Kang, saya termasuk pembaca setia sebuah situs berita Islam. Saya salut, meski update beritanya masih minim, tapi situs itu jujur dan transparan dalam menyebutkan sumber berita, seperti berita2 yang akang bikin.
Tapi kenapa ya kang, di situs Islam lain, seperti …, …. (censored!) , sumber itu jarang disebutkan secara terus terang, kaya diumpetin gitu kang, di bagian akhir berita. contohnya : (mrd/ansr/), (ln/iol), (sa/tlgrph), dan sebagainya.
Pendapat akang? Nuhun. Jazakillah kang… Abdul Majid Muhlis
Jawaban:
Kok, jazakillah…? Jazakallah kali, saya ‘kan pria, sejati lagi… he he…. Jazakillah buat wanita, jazakallah buat pria, begitu kata ustadz saya, artinya sama: semoga Allah membatas (kebaikan) Anda.
Soal sumber berita, bagi saya wajib banget dicantumkan secara jelas, biar pembaca bisa mengecek langsung. Media Barat tuh sering gak jelas sebutkan sumber, misalnya “sebuah situs Islamis menyatakan….”. Mungkin, takut promosiin tu situs kali ya…
Padahal, kita mah fair saja, misalnya saya kutip berita dari Jerusalem Post, ya sebut saja begitu, tidak “sebuah situs milik orang Israel…”.
Soal inisial di akhir naskah berita seperti [(mrd/ansr/), (ln/iol), (sa/tlgrph)], tanya langsung dong ke admin/redaksi situsnya, kenapa “ngumpetin” sumber gitu? Kayay “takut ketahuan” aja, he he..!
Ajakan saya, yuk ah kita fair dalam menyebutkan sumber berita. Soalnya, kode etik jurnalistik juga memerintahkan begitu, “demi kesetiakawanan profesi”.
Kan kita juga “marah” kalau dijiplak atau dikutip tapi “diumpetin” nama media kitanya. Misalnya, cuma disebut (wrnisl/mel) atau (wi/mel). Kecuali, disebutkan jelas di tubuh berita. Misalnya, “… seperti dikutip warnaislam.com”, baru di bagian akhir ditulis (wi).
Penyebutan sumber berita juga berkaitan dengan konsekuensi hukum, jika ada penuntutan dari objek berita, misalnya pencemaran nama baik atau koreksi/hak jawab.
Jadi, kalau berita itu salah, ‘kan kita tinggal bilang, kami ngutip dari situs ini kok…! Meskipun, biasanya yang ngutip juga suka dituntut juga karena turut menyebarluaskan berita salah itu.
Kuy ah! Kita jujur dan transparan. Semoga ke depan, situs-situs berita mana pun gak mesti ngutip atau nerjemahin berita dari luar, tapi punya koresponden sendiri di mancenagara.
Kita juga kudu hati-hati nerjemahin atau nyadur berita.

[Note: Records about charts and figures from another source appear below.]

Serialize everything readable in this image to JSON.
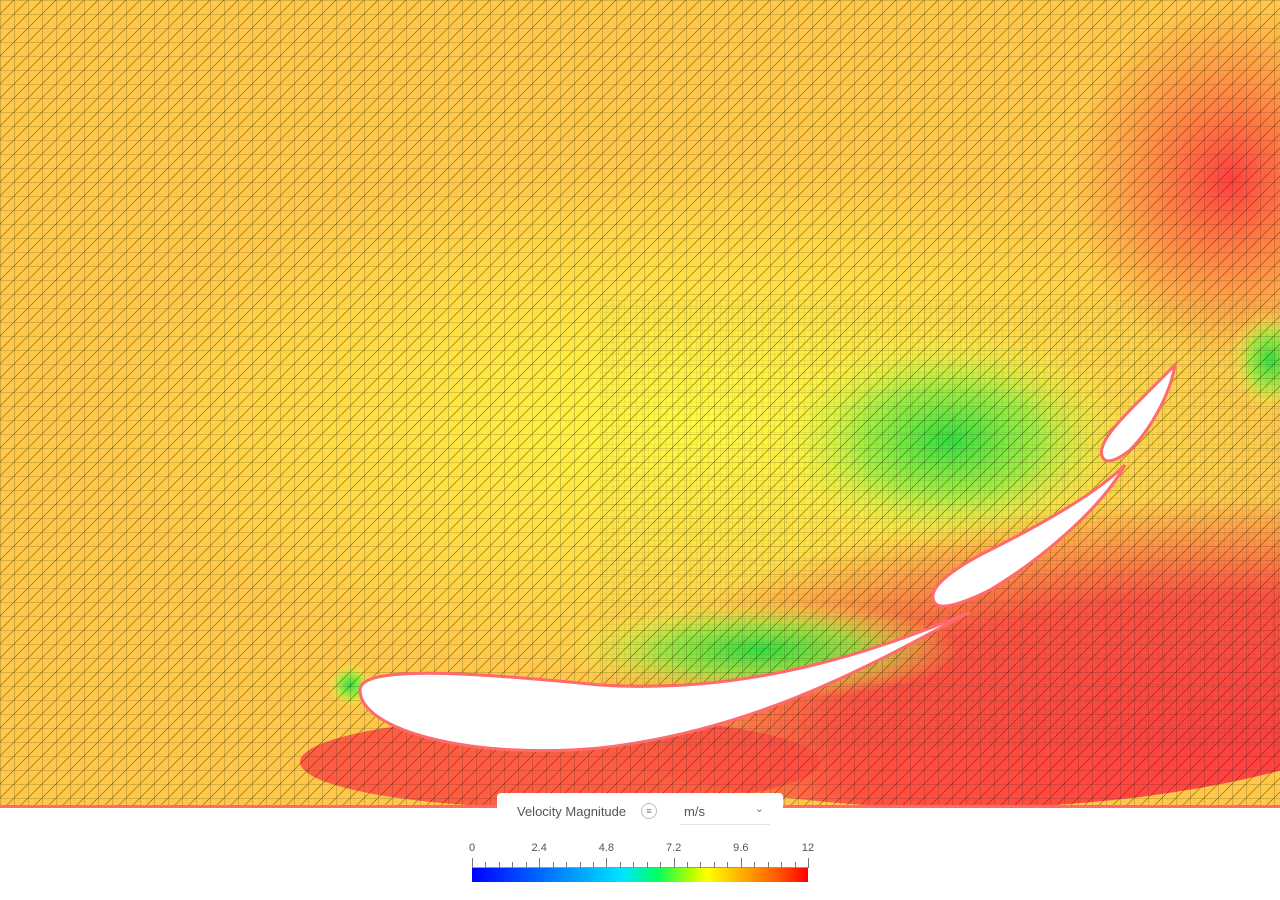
{
  "legend": {
    "title": "Velocity Magnitude",
    "menu_icon": "list-icon",
    "unit": "m/s",
    "unit_icon": "chevron-down-icon",
    "min": 0,
    "max": 12,
    "ticks": [
      "0",
      "2.4",
      "4.8",
      "7.2",
      "9.6",
      "12"
    ],
    "minor_per_major": 4,
    "colormap": [
      "#0000ff",
      "#00e5ff",
      "#00ff60",
      "#ffff00",
      "#ffb000",
      "#ff0000"
    ]
  },
  "field_colors": {
    "freestream": "#ffc84a",
    "high": "#ff4a40",
    "low": "#40e040",
    "mesh": "#222222",
    "airfoil_fill": "#ffffff",
    "airfoil_edge": "#ff6a6a"
  }
}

Selain harus pas, logis, paham kasusnya, syukur-syukur kuasai “background information”-nya, kita juga mewaspadai “hidden agenda” sebuah berita dan istilah-istilah yang digunakan, terutama berita-berita dari situs atau media Barat.
Hati-hati, jangan sampai ikut-ikutan nyebarkan “virus” propaganda anti-Islam. Misalnya, hati-hati menggunakan istilah “teroris”, “radikal”, “Islamis”, “jihadis”, “moderat”, “garis keras”, dll. Media kita juga suka seenaknya aja tuh, bikin istilah “keluarga teroris”, misalnya… “keluarga teroris dibawa oleh polisi….”.
Pokoknya, jangan sampai berita yang kita tulis merusak citra Islam dan kaum Muslimin deh. Ingat lho, sekarang era perang pencitraan. Semoga saya juga mampu berhati-hati dalam menulis berita/artikel. Amin…! Wasalam. (www.romeltea.com).